If the link between the sexes were to be reduced to that of mere friendship, it would be a tragedy. Would "baby mama" and "baby daddy" be the highest level of emotional bond? And "friends with benefits" would be the norm? I don't think society could handle it. I think things would fall apart. Maybe if it was a slow transition over hundreds of years, but even then, I doubt it.
Friendship is a wonderful thing, that can't be overstated. I have only a handful of friends, and I love em like brothers, but here's the difference between them and my
actual brother; I
couldn't sever my ties with my brother, even if I really, really wanted to. If I suddenly started hating my friends for some reason, they could, hypothetically, vamoose.

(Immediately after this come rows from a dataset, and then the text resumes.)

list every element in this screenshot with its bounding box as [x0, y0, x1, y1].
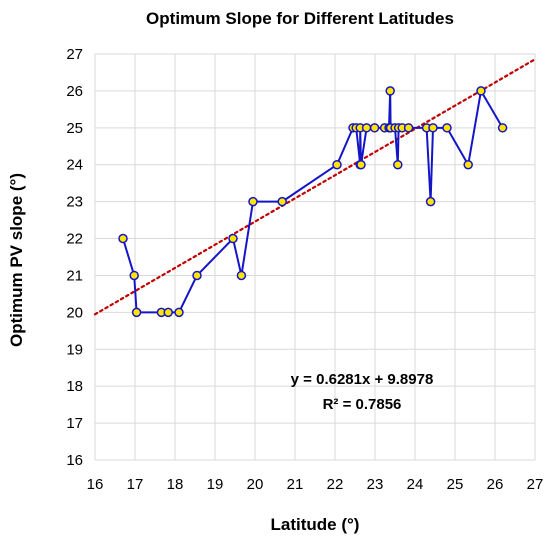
x-tick-label: 24 — [407, 476, 424, 493]
data-point — [385, 86, 395, 96]
data-point — [442, 123, 452, 133]
data-point — [332, 159, 342, 170]
data-point — [163, 307, 173, 318]
grid — [94, 53, 536, 461]
data-point — [361, 123, 372, 133]
x-tick-label: 22 — [327, 476, 344, 493]
y-tick-label: 26 — [66, 83, 83, 100]
data-point — [476, 86, 486, 96]
series-plot — [118, 86, 508, 318]
data-point — [356, 159, 366, 170]
y-tick-label: 27 — [66, 46, 83, 63]
y-tick-label: 16 — [66, 452, 83, 469]
y-tick-label: 17 — [66, 415, 83, 432]
data-point — [228, 233, 238, 244]
x-tick-label: 19 — [207, 476, 224, 493]
data-point — [192, 270, 202, 281]
data-point — [393, 159, 403, 170]
trendline-equation: y = 0.6281x + 9.8978 — [291, 371, 434, 388]
x-tick-label: 20 — [247, 476, 264, 493]
x-tick-label: 21 — [287, 476, 304, 493]
trendline-r-squared: R² = 0.7856 — [323, 396, 402, 413]
y-axis-label: Optimum PV slope (°) — [7, 173, 26, 347]
chart-title: Optimum Slope for Different Latitudes — [146, 9, 454, 28]
data-point — [463, 159, 473, 170]
y-tick-label: 23 — [66, 194, 83, 211]
y-tick-label: 25 — [66, 120, 83, 137]
y-tick-label: 24 — [66, 157, 83, 174]
y-tick-label: 20 — [66, 304, 83, 321]
x-tick-label: 17 — [127, 476, 144, 493]
data-point — [129, 270, 139, 281]
data-point — [277, 196, 287, 207]
data-point — [236, 270, 247, 281]
data-point — [497, 123, 508, 133]
data-point — [428, 123, 438, 133]
data-point — [425, 196, 436, 207]
x-tick-label: 16 — [87, 476, 104, 493]
y-tick-label: 18 — [66, 378, 83, 395]
x-tick-label: 26 — [487, 476, 504, 493]
y-tick-label: 21 — [66, 267, 83, 284]
y-tick-label: 22 — [66, 231, 83, 248]
data-point — [174, 307, 184, 318]
y-tick-labels: 16 17 18 19 20 21 22 23 24 25 26 27 — [66, 46, 83, 469]
trendline — [93, 58, 537, 316]
x-tick-label: 23 — [367, 476, 384, 493]
data-point — [131, 307, 142, 318]
data-point — [118, 233, 128, 244]
x-axis-label: Latitude (°) — [271, 515, 360, 534]
data-point — [248, 196, 258, 207]
y-tick-label: 19 — [66, 341, 83, 358]
trendline-line — [93, 58, 537, 316]
x-tick-label: 27 — [527, 476, 544, 493]
x-tick-label: 25 — [447, 476, 464, 493]
x-tick-label: 18 — [167, 476, 184, 493]
data-point — [369, 123, 380, 133]
data-point — [403, 123, 414, 133]
x-tick-labels: 16 17 18 19 20 21 22 23 24 25 26 27 — [87, 476, 544, 493]
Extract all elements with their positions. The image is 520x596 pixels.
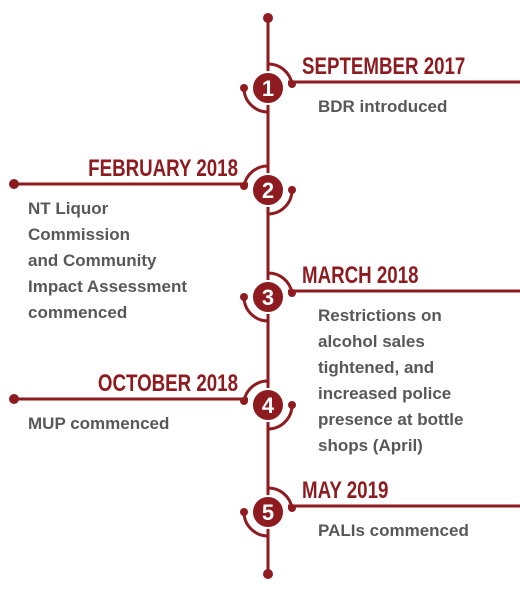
bracket-end — [288, 289, 296, 297]
bracket-end — [288, 186, 296, 194]
bracket-end — [240, 508, 248, 516]
event-date: SEPTEMBER 2017 — [302, 53, 465, 80]
event-text: BDR introduced — [318, 97, 447, 116]
bracket-end — [288, 504, 296, 512]
badge — [251, 71, 285, 105]
bracket-end — [288, 80, 296, 88]
event-date: OCTOBER 2018 — [98, 370, 238, 397]
bracket-end — [240, 293, 248, 301]
spine-end — [263, 569, 273, 579]
event-text: Commission — [28, 225, 130, 244]
badge — [251, 388, 285, 422]
event-text: shops (April) — [318, 436, 423, 455]
badge-number: 3 — [262, 285, 274, 310]
event-text: PALIs commenced — [318, 521, 469, 540]
badge-number: 5 — [262, 500, 274, 525]
event-text: Impact Assessment — [28, 277, 187, 296]
event-date: MAY 2019 — [302, 477, 388, 504]
bracket-end — [288, 401, 296, 409]
bracket-end — [240, 397, 248, 405]
event-text: commenced — [28, 303, 127, 322]
badge — [251, 173, 285, 207]
event-text: and Community — [28, 251, 157, 270]
badge-number: 2 — [262, 178, 274, 203]
badge-number: 4 — [262, 393, 275, 418]
event-date: FEBRUARY 2018 — [88, 155, 238, 182]
rule-end — [9, 179, 19, 189]
event-text: tightened, and — [318, 358, 434, 377]
event-text: presence at bottle — [318, 410, 464, 429]
event-text: MUP commenced — [28, 414, 169, 433]
bracket-end — [240, 84, 248, 92]
event-text: increased police — [318, 384, 451, 403]
badge — [251, 280, 285, 314]
event-text: Restrictions on — [318, 306, 442, 325]
spine-end — [263, 13, 273, 23]
badge-number: 1 — [262, 76, 274, 101]
event-text: NT Liquor — [28, 199, 109, 218]
bracket-end — [240, 182, 248, 190]
badge — [251, 495, 285, 529]
event-text: alcohol sales — [318, 332, 425, 351]
event-date: MARCH 2018 — [302, 262, 419, 289]
rule-end — [9, 394, 19, 404]
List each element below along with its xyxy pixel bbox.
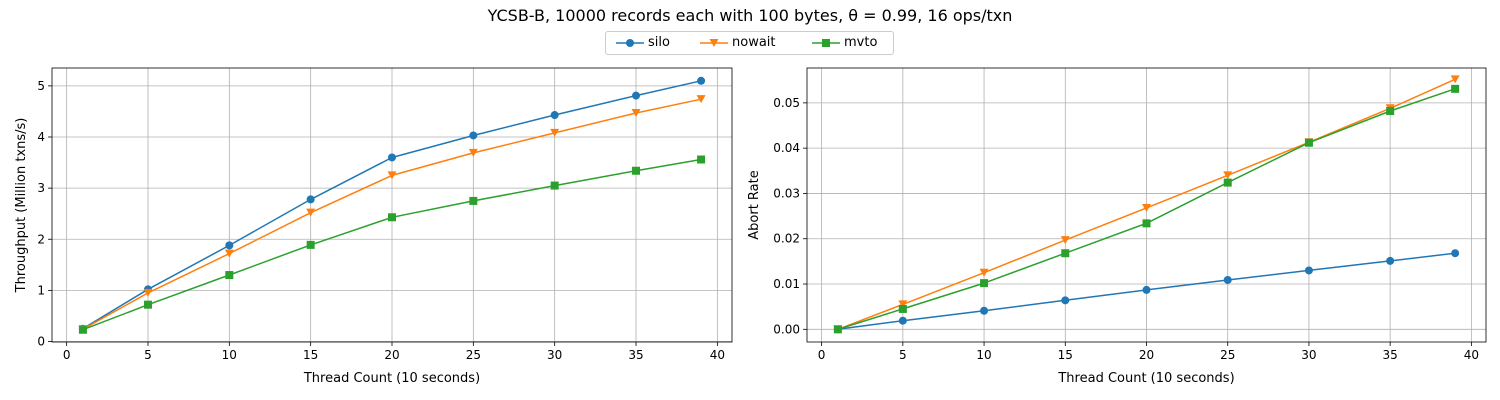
left-point-silo [697,76,706,85]
left-point-mvto [143,300,152,309]
left-point-mvto [388,213,396,222]
right-xtick-label: 10 [976,348,991,362]
right-point-nowait [1060,236,1070,245]
left-xtick-label: 35 [628,348,643,362]
left-point-silo [225,241,234,250]
left-xtick-label: 10 [222,348,237,362]
right-point-silo [1142,285,1151,294]
legend-marker-nowait [700,39,728,47]
right-xtick-label: 0 [818,348,826,362]
left-ylabel: Throughput (Million txns/s) [14,118,29,294]
left-point-mvto [78,325,87,334]
left-point-nowait [224,249,234,258]
left-xtick-label: 0 [63,348,71,362]
right-xtick-label: 25 [1220,348,1235,362]
left-ytick-label: 4 [37,130,45,144]
left-point-nowait [143,288,153,297]
left-point-nowait [631,108,641,117]
left-point-mvto [550,181,559,190]
left-ytick-label: 5 [37,79,45,93]
right-point-nowait [898,300,908,309]
right-ytick-label: 0.04 [773,141,800,155]
right-xtick-label: 40 [1464,348,1479,362]
right-point-silo [1386,256,1395,265]
left-xtick-label: 40 [710,348,725,362]
left-point-mvto [225,271,234,280]
left-ytick-label: 2 [37,232,45,246]
right-point-mvto [1451,84,1460,93]
left-point-silo [388,153,396,162]
right-ytick-label: 0.02 [773,232,800,246]
left-point-nowait [550,128,560,137]
legend-label-silo: silo [648,35,670,50]
right-point-mvto [980,279,989,288]
legend-marker-mvto [812,39,840,47]
legend: silo nowait mvto [605,31,894,55]
left-point-nowait [468,148,478,157]
right-point-mvto [1304,138,1313,147]
right-xtick-label: 5 [899,348,907,362]
left-ytick-label: 1 [37,283,45,297]
left-xtick-label: 30 [547,348,562,362]
right-point-nowait [1142,203,1151,212]
right-point-silo [1304,266,1313,275]
left-xlabel: Thread Count (10 seconds) [303,371,480,386]
legend-label-nowait: nowait [732,35,776,50]
right-point-mvto [1061,249,1070,258]
left-xtick-label: 5 [144,348,152,362]
left-point-silo [550,111,559,120]
right-point-nowait [1223,171,1233,180]
right-point-nowait [1450,75,1460,84]
left-point-mvto [469,196,478,205]
left-xtick-label: 15 [303,348,318,362]
right-ytick-label: 0.03 [773,186,800,200]
right-xlabel: Thread Count (10 seconds) [1057,371,1234,386]
right-point-mvto [1142,219,1151,228]
left-xtick-label: 20 [384,348,399,362]
left-point-mvto [697,155,706,164]
right-point-mvto [1223,178,1232,187]
right-point-mvto [898,304,907,313]
left-ytick-label: 3 [37,181,45,195]
left-point-nowait [696,95,706,104]
right-point-mvto [833,325,842,334]
right-ytick-label: 0.00 [773,322,800,336]
legend-label-mvto: mvto [844,35,878,50]
left-point-nowait [306,208,316,217]
right-ytick-label: 0.05 [773,96,800,110]
right-xtick-label: 20 [1139,348,1154,362]
right-ylabel: Abort Rate [747,170,762,239]
left-ytick-label: 0 [37,334,45,348]
right-point-silo [980,306,989,315]
right-point-nowait [979,268,989,277]
right-point-silo [1061,296,1070,305]
figure-title: YCSB-B, 10000 records each with 100 byte… [487,6,1013,25]
left-point-mvto [632,166,641,175]
legend-marker-silo [616,39,644,47]
right-point-silo [1223,275,1232,284]
left-point-silo [469,131,478,140]
right-point-mvto [1386,107,1395,116]
right-xtick-label: 35 [1383,348,1398,362]
left-xtick-label: 25 [466,348,481,362]
left-point-mvto [306,240,315,249]
right-ytick-label: 0.01 [773,277,800,291]
left-point-silo [306,195,315,204]
left-point-nowait [387,171,397,180]
right-point-silo [898,316,907,325]
left-point-silo [632,91,641,100]
right-xtick-label: 30 [1301,348,1316,362]
right-xtick-label: 15 [1058,348,1073,362]
right-point-silo [1451,249,1460,258]
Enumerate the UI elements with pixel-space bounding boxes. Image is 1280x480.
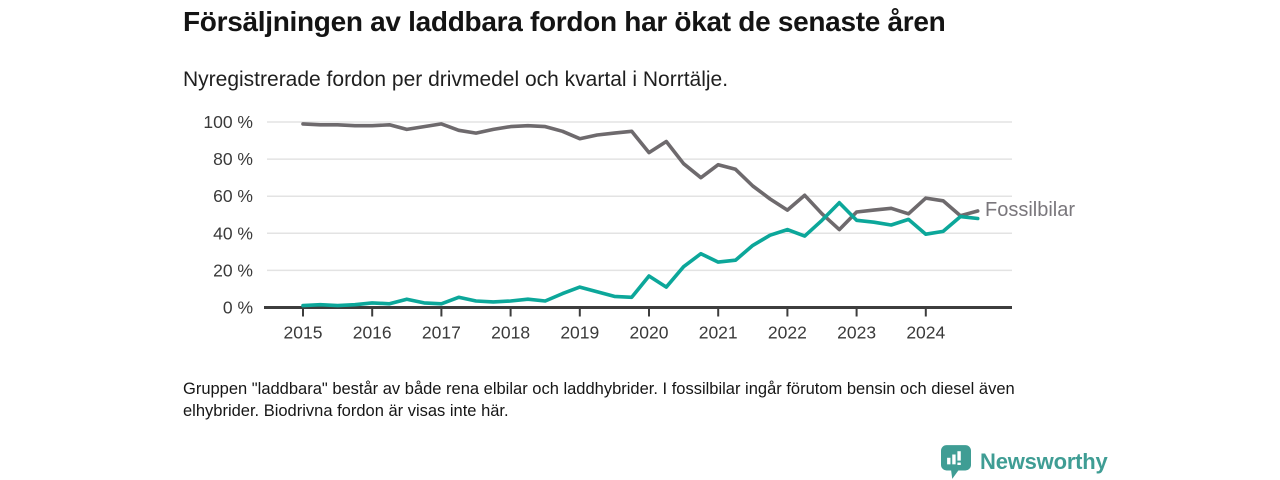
series-line-laddbara (301, 200, 980, 308)
y-axis-label: 80 % (213, 149, 253, 169)
chart-subtitle: Nyregistrerade fordon per drivmedel och … (183, 68, 729, 91)
y-axis-label: 100 % (203, 112, 253, 132)
x-axis-label: 2024 (906, 323, 945, 343)
x-axis-label: 2017 (422, 323, 461, 343)
newsworthy-logo-text: Newsworthy (980, 449, 1108, 474)
series-line-fossilbilar (301, 122, 980, 232)
x-axis-label: 2019 (560, 323, 599, 343)
y-axis-label: 20 % (213, 260, 253, 280)
x-axis-label: 2022 (768, 323, 807, 343)
x-axis-label: 2020 (630, 323, 669, 343)
y-axis-label: 0 % (223, 298, 253, 318)
y-axis-label: 60 % (213, 186, 253, 206)
series-label-fossilbilar: Fossilbilar (985, 199, 1079, 222)
chart-title: Försäljningen av laddbara fordon har öka… (183, 6, 946, 37)
y-axis-label: 40 % (213, 223, 253, 243)
x-axis-label: 2015 (284, 323, 323, 343)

And the thing about a spouse is that they become legit family members. And their family becomes your family, like it or not. A family bond is a different thing entirely from a friendship, in a way I can't adequately explain. You don't even necessarily
like them as much as you do your friends. I think the interworkings of society would come unglued without marriage, and I don't believe there has ever been a civilization without it.
Mischief Maker wrote:And if you're going to respond that sex is the great divider between friendship relationships and romantic ones, let's look at the mechanics of sex a little more closely. The average man using no special techniques needs about 3 minutes of intercourse to reach orgasm, then immediately, like a switch, hormones cause his energy levels to dip, he loses all interest in sex, and he probably falls asleep. The average woman needs around 15 minutes of intercourse to reach orgasm.
This is simple arithmetic: 3x = 15 Which gender is evolutionarily geared for multiple partners?
That last bit reminds me of something. I watched a nature show a while back where a bird allowed another bird to bang her while her "main man" was away scavenging for nesting supplies. When hubby returned, she gapped her ass at him and he pecked out the "sperm packet" and spit it out. Yeah, it was pretty hot. And from then on, the "other man" helped out around the house, helping maintain the nest, feed the chick, etc, under the false premise that he might be the father.
Makes me wonder if things may have been vastly different at some point in our evolutionary history (maybe even not so far back). Maybe a woman would let a bunch of dudes plow her, and they'd all help raise the kids and hope (or just assume) it was theirs. Sort of like putting your name in a hat. From an evolutionary perspective, the benefits of such an arrangement are obvious if you stop and think about it. And certainly, some women today seem to enjoy a good gangbang, and others just like to sleep around, which is more subtle, but the effect is the same. Gives new meaning to "It takes a village."